27Dans ce sens, nous schématisons cette forme active d’apprentissage de la manière ci-dessus.

28La construction des connaissances entrepreneuriales (Cce) repose sur trois dimensions de premier niveau : la manifestation, la signification et la référence. Chaque dimension entre en interaction avec les deux autres.

29Par exemple, concevoir de façon exclusive une situation-problème à partir de la manifestation (Ma) peut engendrer une perte de signification du savoir enseigné (Si). Cela peut-être le cas, par exemple, lors de l’utilisation excessive de supports ludiques qui provoque une dissonance entre le support utilisé pour motiver l’étudiant et les connaissances acquises visées à l’issue de la formation.

30De la même façon, focaliser son regard sur la signification (Si) sans porter une attention sur la manifestation (Ma) et la référence (Re) risque d’affaiblir l’appropriation du savoir et le fonctionnement du mécanisme de construction des connaissances de l’étudiant. C’est le cas, par exemple, lorsque certains cours ou formations entrepreneuriales sont perçus par les participants comme étant trop magistraux ou théoriques.
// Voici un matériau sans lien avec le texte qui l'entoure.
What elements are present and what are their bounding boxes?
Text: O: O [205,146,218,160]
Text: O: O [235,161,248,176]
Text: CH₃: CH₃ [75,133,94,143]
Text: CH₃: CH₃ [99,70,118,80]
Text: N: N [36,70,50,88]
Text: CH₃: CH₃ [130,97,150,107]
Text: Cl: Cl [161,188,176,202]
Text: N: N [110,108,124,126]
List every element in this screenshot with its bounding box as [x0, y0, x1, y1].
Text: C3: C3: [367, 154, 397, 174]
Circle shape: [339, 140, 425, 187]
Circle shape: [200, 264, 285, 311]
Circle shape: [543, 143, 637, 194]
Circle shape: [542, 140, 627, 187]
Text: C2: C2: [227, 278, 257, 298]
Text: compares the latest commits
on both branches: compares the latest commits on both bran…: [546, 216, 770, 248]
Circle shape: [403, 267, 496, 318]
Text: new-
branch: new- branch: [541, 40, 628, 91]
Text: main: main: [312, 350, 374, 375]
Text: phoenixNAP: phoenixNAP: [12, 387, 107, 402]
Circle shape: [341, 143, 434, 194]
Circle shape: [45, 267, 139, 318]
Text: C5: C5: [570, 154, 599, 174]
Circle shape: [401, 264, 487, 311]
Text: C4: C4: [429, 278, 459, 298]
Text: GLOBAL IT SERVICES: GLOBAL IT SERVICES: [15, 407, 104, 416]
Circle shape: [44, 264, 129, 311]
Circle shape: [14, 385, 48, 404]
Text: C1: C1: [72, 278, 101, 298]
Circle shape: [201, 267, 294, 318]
31Enfin, trop privilégier la référence (Re) peut entraîner une perte de signification finale du savoir enseigné (Si), ou un affaiblissement de la motivation (Ma). Par exemple, l’usage intensif de la situation-problème via des jeux de simulation plonge les étudiants dans l’action permanente et l’attente des gains issus du jeu. Dans ce contexte, l’enseignement des apports théoriques tout comme l’acquisition des connaissances par l’étudiant sont plus difficiles. En conséquence, le maintien d’une cohérence pourtant essentielle, entre la pédagogie utilisée et les objectifs didactiques visés initialement (Si), devient difficile.

32La combinaison subtile de ces trois dimensions dans la mise en œuvre d’une formation en entrepreneuriat peut ainsi permettre à l’enseignant de développer son savoir-faire en la matière. Nous constatons également que l’efficacité de la « proposition logique » de Deleuze dépend de la clarté de la définition de l’objectif initial de la formation et des outils pédagogiques utilisés. Si nous reprenons notre exemple culinaire, la réussite du tour de main du cuisiner (le savoir-faire) dépend de la définition du plat (les objectifs didactiques) et des ustensiles de cuisine à disposition pour le réaliser (les outils pédagogiques).
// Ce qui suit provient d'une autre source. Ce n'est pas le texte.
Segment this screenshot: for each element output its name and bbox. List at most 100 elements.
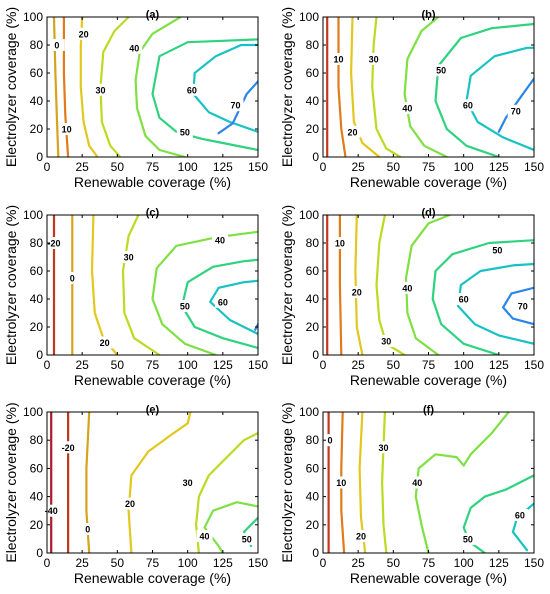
contour-label: 0 — [85, 525, 90, 535]
contour-line — [52, 17, 60, 157]
contour-label: 50 — [492, 246, 502, 256]
contour-label: 40 — [129, 43, 139, 53]
y-tick-label: 40 — [30, 292, 44, 306]
contour-label: 30 — [369, 55, 379, 65]
x-axis-label: Renewable coverage (%) — [350, 174, 507, 190]
y-tick-label: 40 — [306, 490, 320, 504]
contour-label-bg — [196, 530, 213, 543]
contour-label: -20 — [62, 443, 75, 453]
x-tick-label: 75 — [422, 358, 436, 372]
x-tick-label: 25 — [351, 160, 365, 174]
panel-3: -20 0 20 30 40 50 60 0 25 50 75 100 125 150 0 20 40 60 80 1… — [3, 205, 268, 388]
contour-line — [192, 43, 258, 133]
contour-label: 60 — [218, 297, 228, 307]
y-tick-label: 40 — [306, 94, 320, 108]
y-tick-label: 20 — [306, 518, 320, 532]
panel-label: (d) — [421, 207, 435, 219]
contour-label: 50 — [463, 534, 473, 544]
contour-label-bg — [60, 441, 77, 454]
y-tick-label: 60 — [306, 461, 320, 475]
contour-label: 40 — [200, 532, 210, 542]
contour-label-bg — [459, 99, 476, 112]
y-tick-label: 80 — [30, 433, 44, 447]
contour-label-bg — [399, 102, 416, 114]
contour-label: 70 — [518, 302, 528, 312]
contour-label-bg — [375, 441, 392, 454]
x-tick-label: 75 — [422, 556, 436, 570]
panel-label: (a) — [146, 9, 160, 21]
contour-label: 40 — [412, 478, 422, 488]
contour-line — [151, 38, 258, 152]
contour-line — [203, 501, 258, 553]
y-tick-label: 100 — [23, 208, 43, 222]
x-tick-label: 0 — [44, 160, 51, 174]
contour-label-bg — [459, 532, 476, 545]
y-tick-label: 80 — [306, 236, 320, 250]
contour-line — [371, 17, 402, 157]
contour-label-bg — [333, 476, 350, 489]
y-tick-label: 100 — [299, 10, 319, 24]
contour-label-bg — [365, 53, 382, 65]
contour-label-bg — [238, 532, 255, 545]
y-tick-label: 0 — [312, 150, 319, 164]
contour-line — [90, 215, 119, 355]
contour-label: 20 — [100, 338, 110, 348]
y-tick-label: 60 — [306, 264, 320, 278]
contour-label: 50 — [180, 302, 190, 312]
contour-line — [337, 17, 347, 157]
contour-line — [62, 17, 70, 157]
contour-lines — [326, 215, 534, 355]
contour-label: 0 — [328, 436, 333, 446]
contour-line — [338, 215, 343, 355]
x-tick-label: 125 — [213, 556, 233, 570]
x-tick-label: 100 — [178, 358, 198, 372]
y-tick-label: 0 — [312, 546, 319, 560]
contour-label: 20 — [125, 499, 135, 509]
contour-label-bg — [92, 83, 109, 96]
y-tick-label: 80 — [30, 236, 44, 250]
contour-line — [121, 215, 161, 355]
contour-line — [127, 412, 192, 553]
y-axis-label: Electrolyzer coverage (%) — [279, 205, 295, 365]
panel-5: -40 -20 0 20 30 40 50 0 25 50 75 100 125 150 0 20 40 60 80… — [3, 402, 268, 586]
contour-lines — [50, 412, 258, 553]
x-axis-label: Renewable coverage (%) — [74, 570, 231, 586]
contour-label-bg — [344, 125, 361, 138]
x-tick-label: 150 — [248, 358, 268, 372]
x-tick-label: 50 — [387, 160, 401, 174]
contour-label: 70 — [230, 101, 240, 111]
panel-label: (e) — [146, 404, 160, 416]
contour-label: 10 — [335, 239, 345, 249]
y-tick-label: 60 — [306, 66, 320, 80]
contour-label-bg — [79, 523, 96, 536]
y-tick-label: 80 — [306, 433, 320, 447]
contour-label: 10 — [333, 55, 343, 65]
contour-label-bg — [409, 476, 426, 489]
contour-line — [151, 230, 258, 355]
contour-label: 20 — [356, 532, 366, 542]
y-tick-label: 60 — [30, 66, 44, 80]
contour-line — [404, 215, 451, 355]
x-tick-label: 75 — [146, 160, 160, 174]
y-tick-label: 100 — [23, 405, 43, 419]
contour-label-bg — [227, 99, 244, 112]
y-tick-label: 20 — [306, 122, 320, 136]
y-tick-label: 100 — [299, 208, 319, 222]
y-axis-label: Electrolyzer coverage (%) — [3, 205, 19, 365]
contour-label: 40 — [215, 236, 225, 246]
x-axis-label: Renewable coverage (%) — [350, 372, 507, 388]
contour-lines — [52, 17, 258, 157]
contour-label-bg — [330, 53, 347, 65]
y-tick-label: 80 — [306, 38, 320, 52]
panel-label: (c) — [146, 207, 160, 219]
contour-line — [403, 17, 448, 157]
y-tick-label: 100 — [299, 405, 319, 419]
contour-label-bg — [176, 125, 193, 138]
panel-2: 10 20 30 40 50 60 70 0 25 50 75 100 125 150 0 20 40 60 80 1… — [279, 7, 544, 190]
x-tick-label: 25 — [75, 358, 89, 372]
contour-line — [195, 432, 258, 553]
contour-line — [434, 22, 534, 157]
x-tick-label: 0 — [320, 358, 327, 372]
contour-label-bg — [331, 237, 348, 249]
contour-label-bg — [75, 27, 92, 40]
33Par exemple, cela conduit à se demander quelles connaissances techniques (connaissances déclaratives) l’enseignant souhaite que les étudiants apprennent ? Ou quelles acquisitions de savoir-faire sont envisagées (connaissances procédurales) ? Ou encore, quels états de stress, de joie, d’auto-satisfaction, ou de motivation sont visés (connaissances émotionnelles) ?

34Dans notre schéma, nous montrons que les connaissances déclaratives, procédurales ou émotionnelles peuvent constituer des dimensions de second niveau. Elles jouent un rôle essentiel pour l’enseignant dans la formalisation et la classification des objectifs attendus. Du côté de l’étudiant, elles peuvent également constituer des repères méthodologiques qui le guident dans la conduite de sa stratégie d’apprentissage.

35L’approche de Deleuze fournit ainsi des informations particulièrement pragmatiques et applicables dans le champ de l’enseignement de l’entrepreneuriat. Celles-ci peuvent notamment aider l’enseignant dans l’élaboration d’un outil analytique visant à formaliser avec davantage de précision le contenu d’une formation qui repose sur l’usage de la situation-problème. D’autre part, cet outil de départ pourrait également faire office d’outil d’évaluation pendant et après la formation dispensée [31].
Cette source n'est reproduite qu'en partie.